RBS and its bid partners, Santander and Fortis, revealed that they were willing to offer €39 a share, trumping the €36.25 a share deal agreed between Barclays and ABN on Monday.
But ABN Amro chief executive Rijkman Groenink reportedly said last night that the RBS team would have to make two separate bids - one for its US bank LaSalle, which it has agreed to sell to Bank of America for £10.5 billion and one for the remainder of ABN Amro.
The RBS consortium had insisted that its approach hinged on ABN pulling the plug on the £10.5 billion sale of LaSalle.
Sources today said executives from the two sides were set to hold a conference call later tonight after Royal Bank of Scotland's annual general meeting in Edinburgh.

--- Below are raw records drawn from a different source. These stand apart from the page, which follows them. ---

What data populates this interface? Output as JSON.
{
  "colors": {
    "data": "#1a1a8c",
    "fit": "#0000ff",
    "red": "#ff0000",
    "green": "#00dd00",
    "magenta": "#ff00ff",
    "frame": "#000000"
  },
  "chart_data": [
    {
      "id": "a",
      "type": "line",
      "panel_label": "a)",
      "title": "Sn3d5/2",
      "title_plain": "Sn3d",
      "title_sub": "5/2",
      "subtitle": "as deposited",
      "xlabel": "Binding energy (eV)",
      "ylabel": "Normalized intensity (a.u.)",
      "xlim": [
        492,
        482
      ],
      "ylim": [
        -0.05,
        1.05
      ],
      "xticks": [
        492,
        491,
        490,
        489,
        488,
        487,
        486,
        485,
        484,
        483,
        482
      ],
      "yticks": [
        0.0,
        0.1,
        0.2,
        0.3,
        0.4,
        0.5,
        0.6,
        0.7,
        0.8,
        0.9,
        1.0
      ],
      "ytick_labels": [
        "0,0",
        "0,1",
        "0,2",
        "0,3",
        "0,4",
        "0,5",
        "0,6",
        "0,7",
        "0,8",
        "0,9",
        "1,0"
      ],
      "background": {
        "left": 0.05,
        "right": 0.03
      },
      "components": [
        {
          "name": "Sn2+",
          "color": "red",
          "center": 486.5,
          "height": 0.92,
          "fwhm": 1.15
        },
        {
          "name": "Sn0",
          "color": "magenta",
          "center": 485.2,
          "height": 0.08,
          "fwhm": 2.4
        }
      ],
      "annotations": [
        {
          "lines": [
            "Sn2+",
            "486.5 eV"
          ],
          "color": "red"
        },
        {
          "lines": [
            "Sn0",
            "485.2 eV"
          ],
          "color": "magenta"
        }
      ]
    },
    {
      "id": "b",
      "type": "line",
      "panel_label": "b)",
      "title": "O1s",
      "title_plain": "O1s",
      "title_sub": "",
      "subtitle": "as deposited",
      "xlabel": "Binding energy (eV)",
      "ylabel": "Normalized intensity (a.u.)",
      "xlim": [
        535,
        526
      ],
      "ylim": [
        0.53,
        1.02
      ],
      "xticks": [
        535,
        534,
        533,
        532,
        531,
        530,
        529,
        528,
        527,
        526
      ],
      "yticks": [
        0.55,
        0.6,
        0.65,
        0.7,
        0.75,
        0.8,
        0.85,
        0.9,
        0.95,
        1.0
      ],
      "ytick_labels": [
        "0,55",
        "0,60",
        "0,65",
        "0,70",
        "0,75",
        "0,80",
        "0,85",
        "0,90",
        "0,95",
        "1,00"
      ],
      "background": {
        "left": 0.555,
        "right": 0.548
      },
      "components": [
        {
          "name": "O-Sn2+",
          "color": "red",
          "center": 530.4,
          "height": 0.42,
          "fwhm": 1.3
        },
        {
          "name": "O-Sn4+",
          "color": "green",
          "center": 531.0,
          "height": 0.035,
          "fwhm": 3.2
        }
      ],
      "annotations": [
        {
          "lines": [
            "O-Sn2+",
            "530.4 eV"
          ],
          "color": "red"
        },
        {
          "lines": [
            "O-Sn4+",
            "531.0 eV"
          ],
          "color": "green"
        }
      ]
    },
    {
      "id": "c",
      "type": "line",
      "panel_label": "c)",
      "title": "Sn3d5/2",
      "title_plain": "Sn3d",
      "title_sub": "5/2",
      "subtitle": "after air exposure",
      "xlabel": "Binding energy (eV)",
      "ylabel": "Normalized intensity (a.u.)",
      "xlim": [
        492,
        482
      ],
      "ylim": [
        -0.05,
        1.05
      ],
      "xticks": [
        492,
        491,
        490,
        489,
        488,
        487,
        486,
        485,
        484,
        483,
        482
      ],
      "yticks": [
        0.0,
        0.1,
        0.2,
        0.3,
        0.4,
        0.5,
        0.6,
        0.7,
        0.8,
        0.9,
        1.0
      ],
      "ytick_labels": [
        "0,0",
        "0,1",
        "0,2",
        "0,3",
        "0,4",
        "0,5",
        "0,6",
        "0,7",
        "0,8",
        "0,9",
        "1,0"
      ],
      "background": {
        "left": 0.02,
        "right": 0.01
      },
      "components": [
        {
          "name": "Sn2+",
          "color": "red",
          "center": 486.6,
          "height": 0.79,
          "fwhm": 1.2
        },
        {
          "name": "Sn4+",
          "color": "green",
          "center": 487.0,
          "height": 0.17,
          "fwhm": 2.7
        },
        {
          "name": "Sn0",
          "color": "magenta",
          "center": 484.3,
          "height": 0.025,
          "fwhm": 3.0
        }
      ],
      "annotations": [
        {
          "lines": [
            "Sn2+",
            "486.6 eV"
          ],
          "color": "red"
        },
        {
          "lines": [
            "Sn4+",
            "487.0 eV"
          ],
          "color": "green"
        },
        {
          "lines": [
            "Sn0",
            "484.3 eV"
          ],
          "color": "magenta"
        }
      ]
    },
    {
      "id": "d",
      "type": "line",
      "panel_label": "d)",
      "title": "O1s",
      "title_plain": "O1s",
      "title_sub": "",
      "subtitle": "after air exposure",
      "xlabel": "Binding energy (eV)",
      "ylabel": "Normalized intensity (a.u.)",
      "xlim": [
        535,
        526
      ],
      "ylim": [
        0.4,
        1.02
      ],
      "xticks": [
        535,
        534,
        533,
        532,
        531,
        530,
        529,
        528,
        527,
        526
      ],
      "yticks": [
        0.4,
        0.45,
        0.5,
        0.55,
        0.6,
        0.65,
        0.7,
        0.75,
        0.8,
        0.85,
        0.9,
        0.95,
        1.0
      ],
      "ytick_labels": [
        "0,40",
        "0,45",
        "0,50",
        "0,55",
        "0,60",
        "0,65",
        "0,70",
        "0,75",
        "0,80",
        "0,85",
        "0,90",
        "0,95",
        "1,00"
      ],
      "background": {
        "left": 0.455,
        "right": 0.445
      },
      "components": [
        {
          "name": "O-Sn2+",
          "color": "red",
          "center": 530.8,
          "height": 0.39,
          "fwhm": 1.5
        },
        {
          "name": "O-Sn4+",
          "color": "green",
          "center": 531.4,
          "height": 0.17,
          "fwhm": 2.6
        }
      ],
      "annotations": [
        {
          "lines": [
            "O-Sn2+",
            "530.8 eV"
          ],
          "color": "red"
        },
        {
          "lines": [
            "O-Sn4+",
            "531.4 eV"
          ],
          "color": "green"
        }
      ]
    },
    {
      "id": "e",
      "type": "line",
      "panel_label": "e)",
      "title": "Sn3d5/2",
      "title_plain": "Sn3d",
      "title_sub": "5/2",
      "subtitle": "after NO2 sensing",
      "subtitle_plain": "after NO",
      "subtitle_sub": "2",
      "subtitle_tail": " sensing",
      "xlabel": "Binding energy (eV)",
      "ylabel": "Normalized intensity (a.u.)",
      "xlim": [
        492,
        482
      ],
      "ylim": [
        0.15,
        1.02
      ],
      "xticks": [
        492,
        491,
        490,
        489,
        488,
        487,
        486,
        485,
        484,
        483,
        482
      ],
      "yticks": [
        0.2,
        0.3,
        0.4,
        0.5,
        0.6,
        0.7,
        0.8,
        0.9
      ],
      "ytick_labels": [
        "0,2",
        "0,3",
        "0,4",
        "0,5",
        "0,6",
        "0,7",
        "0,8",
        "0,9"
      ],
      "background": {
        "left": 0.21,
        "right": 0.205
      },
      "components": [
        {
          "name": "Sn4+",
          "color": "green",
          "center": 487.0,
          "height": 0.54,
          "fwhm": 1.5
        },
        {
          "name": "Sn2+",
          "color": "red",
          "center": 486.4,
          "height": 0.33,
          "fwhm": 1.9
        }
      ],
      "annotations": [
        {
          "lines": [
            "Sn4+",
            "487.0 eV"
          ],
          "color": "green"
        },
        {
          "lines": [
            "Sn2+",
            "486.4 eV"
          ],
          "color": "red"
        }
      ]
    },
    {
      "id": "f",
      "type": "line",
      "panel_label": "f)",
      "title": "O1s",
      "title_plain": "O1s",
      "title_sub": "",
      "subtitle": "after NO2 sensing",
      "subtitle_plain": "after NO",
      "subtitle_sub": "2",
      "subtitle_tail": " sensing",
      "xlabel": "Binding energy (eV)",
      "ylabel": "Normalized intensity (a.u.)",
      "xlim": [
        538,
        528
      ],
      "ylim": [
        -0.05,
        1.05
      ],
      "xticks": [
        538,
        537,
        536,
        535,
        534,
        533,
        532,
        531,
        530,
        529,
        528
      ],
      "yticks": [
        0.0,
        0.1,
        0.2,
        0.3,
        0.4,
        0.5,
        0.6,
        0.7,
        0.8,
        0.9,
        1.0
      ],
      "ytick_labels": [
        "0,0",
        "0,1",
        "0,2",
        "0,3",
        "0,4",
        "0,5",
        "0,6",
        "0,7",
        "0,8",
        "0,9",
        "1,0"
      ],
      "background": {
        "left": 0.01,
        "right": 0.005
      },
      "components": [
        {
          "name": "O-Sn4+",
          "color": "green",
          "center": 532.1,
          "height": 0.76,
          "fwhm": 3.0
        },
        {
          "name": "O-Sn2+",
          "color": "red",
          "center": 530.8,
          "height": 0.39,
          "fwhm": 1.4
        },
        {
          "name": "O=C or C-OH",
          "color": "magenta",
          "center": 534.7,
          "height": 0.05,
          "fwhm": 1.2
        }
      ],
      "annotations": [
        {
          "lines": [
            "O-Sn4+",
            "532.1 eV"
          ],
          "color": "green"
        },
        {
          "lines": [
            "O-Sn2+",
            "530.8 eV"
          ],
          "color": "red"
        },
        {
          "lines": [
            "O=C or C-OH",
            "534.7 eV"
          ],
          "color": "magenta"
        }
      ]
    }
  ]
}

Under the terms of the LaSalle deal, any rival bank wanting to bid for the American business has two weeks to table an alternative offer.
But even then, Bank of America has the right to match the new bidder’s proposal during the next five business days.
ABN Amro has to pay $200 million if Bank of America does not match a rival offer.
ABN's rebel shareholder, the hedge fund TCI said the Dutch bank should recommend RBS's bid. “The board of ABN Amro must recommend the RBS consortium offer, subject to the diligence condition being met,” it said.
But Ian Poulter, a Teather & Greenwood analyst, said it was too early to tell who will win because of the LaSalle deal.
“Unless there is a way ABN can pull out of the Bank of America agreement it’s quite difficult to see how the RBS offer can proceed," he said.
The RBS-led consortium said its offer price represented a 13 per cent premium and “superior” value for ABN shareholders.